As an editor, your personal preference is my top priority, but I will guide you with the concept of relevance in mind. For wordy writers, this means that I might steer you away from describing every last item in a room that turns out to have no bearing on either character or plot. For minimalists, this might mean that I ask you to add description of important people, places, or things that I have trouble imagining without some guidance.
Concerns over quantity of description should always take a backseat to the quality of description. I’m sure you’ve heard the advice to bring in your five senses, and that’s true. You should absolutely do that. But the best description does more than share sights, sounds, smells, tastes, and touches.
The best descriptive sentences move the story.
Wait … doesn’t description slow the story down or even stop it while you provide some relevant scene setting? Sadly, the answer to that question is often yes. This is why I skimmed so much of it as a child and why it took so many years for me to appreciate the wonderful power of a descriptive sentence to do more than one thing, to be more than superficial. Because the truth is, description can do more than BE relevant, it can ADD relevance.
Let me give you an example:
The green chair stood high-backed and proud in a ray of afternoon sunlight that slanted in through a large picture window.
This sentence does a lot to show you the scene. It even does it in the active voice, avoiding being and other passive phrasing. You now know something about the chair, and even what time of day it is. But is that all this sentence can do? Is there any other way in which that moment can mean more? Do more?
Lisa’s favorite green chair stood high-backed and proud in a ray of afternoon sunlight that slanted in through a large picture window.
Hmmm … I changed “the” to “Lisa’s favorite” and look what happened …. now you know something about a character too! What else can we do?
Lisa’s favorite green chair, faded and worn from decades of use and abuse, stood high-backed and proud in a ray of afternoon sunlight that slanted in through a large picture window.
Okay, now we have a bit of history … the history of Lisa and the chair. But I feel like we can take it one step further, to really connect this chair to this person and more, to whatever story is happening around her. Even assuming that I care about Lisa in some way, based on whatever has come before now in the story, right now the chair is nothing more than a prop in her environment.
Lisa’s favorite green chair, faded and worn from decades of use and abuse, stood high-backed and proud in a ray of afternoon sunlight that slanted in through a large picture window. What would happen to that chair tomorrow, when she left her home forever to live out her days in a nursing home? Would one of her kids take it, or would they throw it away like some useless relic that had lived beyond its usefulness?

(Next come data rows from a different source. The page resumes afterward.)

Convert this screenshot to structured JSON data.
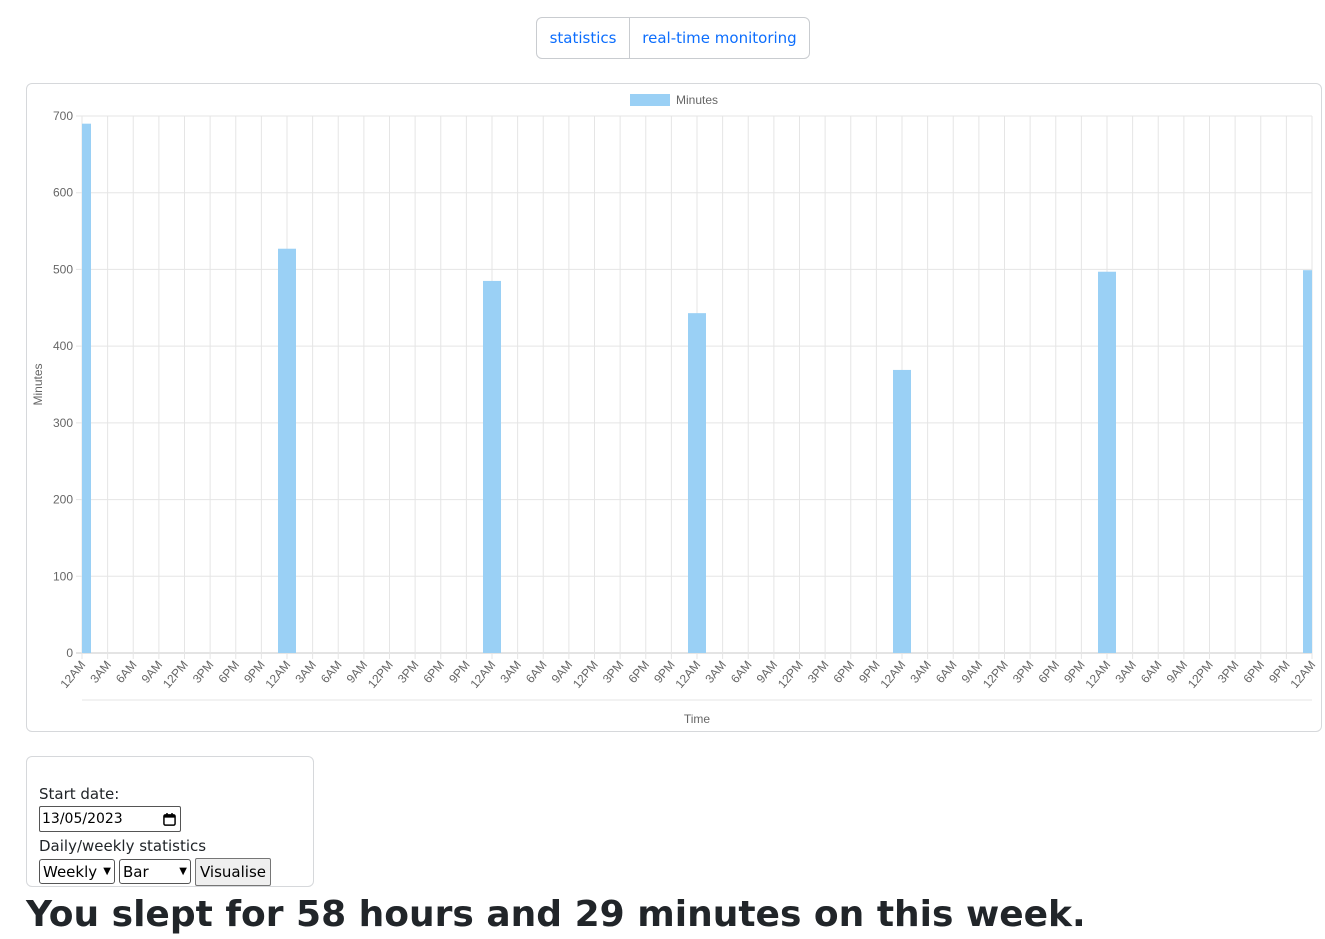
{
  "nav": {
    "statistics_label": "statistics",
    "realtime_label": "real-time monitoring"
  },
  "chart_data": {
    "type": "bar",
    "legend": "Minutes",
    "legend_position": "top",
    "xlabel": "Time",
    "ylabel": "Minutes",
    "ylim": [
      0,
      700
    ],
    "y_ticks": [
      0,
      100,
      200,
      300,
      400,
      500,
      600,
      700
    ],
    "grid": true,
    "bar_color": "#9ad0f5",
    "categories": [
      "12AM",
      "3AM",
      "6AM",
      "9AM",
      "12PM",
      "3PM",
      "6PM",
      "9PM",
      "12AM",
      "3AM",
      "6AM",
      "9AM",
      "12PM",
      "3PM",
      "6PM",
      "9PM",
      "12AM",
      "3AM",
      "6AM",
      "9AM",
      "12PM",
      "3PM",
      "6PM",
      "9PM",
      "12AM",
      "3AM",
      "6AM",
      "9AM",
      "12PM",
      "3PM",
      "6PM",
      "9PM",
      "12AM",
      "3AM",
      "6AM",
      "9AM",
      "12PM",
      "3PM",
      "6PM",
      "9PM",
      "12AM",
      "3AM",
      "6AM",
      "9AM",
      "12PM",
      "3PM",
      "6PM",
      "9PM",
      "12AM"
    ],
    "values": [
      690,
      0,
      0,
      0,
      0,
      0,
      0,
      0,
      527,
      0,
      0,
      0,
      0,
      0,
      0,
      0,
      485,
      0,
      0,
      0,
      0,
      0,
      0,
      0,
      443,
      0,
      0,
      0,
      0,
      0,
      0,
      0,
      369,
      0,
      0,
      0,
      0,
      0,
      0,
      0,
      497,
      0,
      0,
      0,
      0,
      0,
      0,
      0,
      499
    ]
  },
  "form": {
    "start_date_label": "Start date:",
    "start_date_value": "13/05/2023",
    "stats_label": "Daily/weekly statistics",
    "period_value": "Weekly",
    "chart_type_value": "Bar",
    "visualise_label": "Visualise"
  },
  "summary_text": "You slept for 58 hours and 29 minutes on this week."
}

Now, finally, we have description connected to story, interwoven so tightly that either one without the other would be incomplete. That chair is more than a chair now, it is a symbol of Lisa’s own fears about her future. If you chose, you could go room by room, showing more memories and deepening that emotional bond between Lisa and everything she’s leaving behind. It’s not absolutely necessary, because you’ve already said a lot, but you could. The bigger point is that you make magic happen when your words do double or even triple duty.
Good description stems from relevance; great description creates relevance.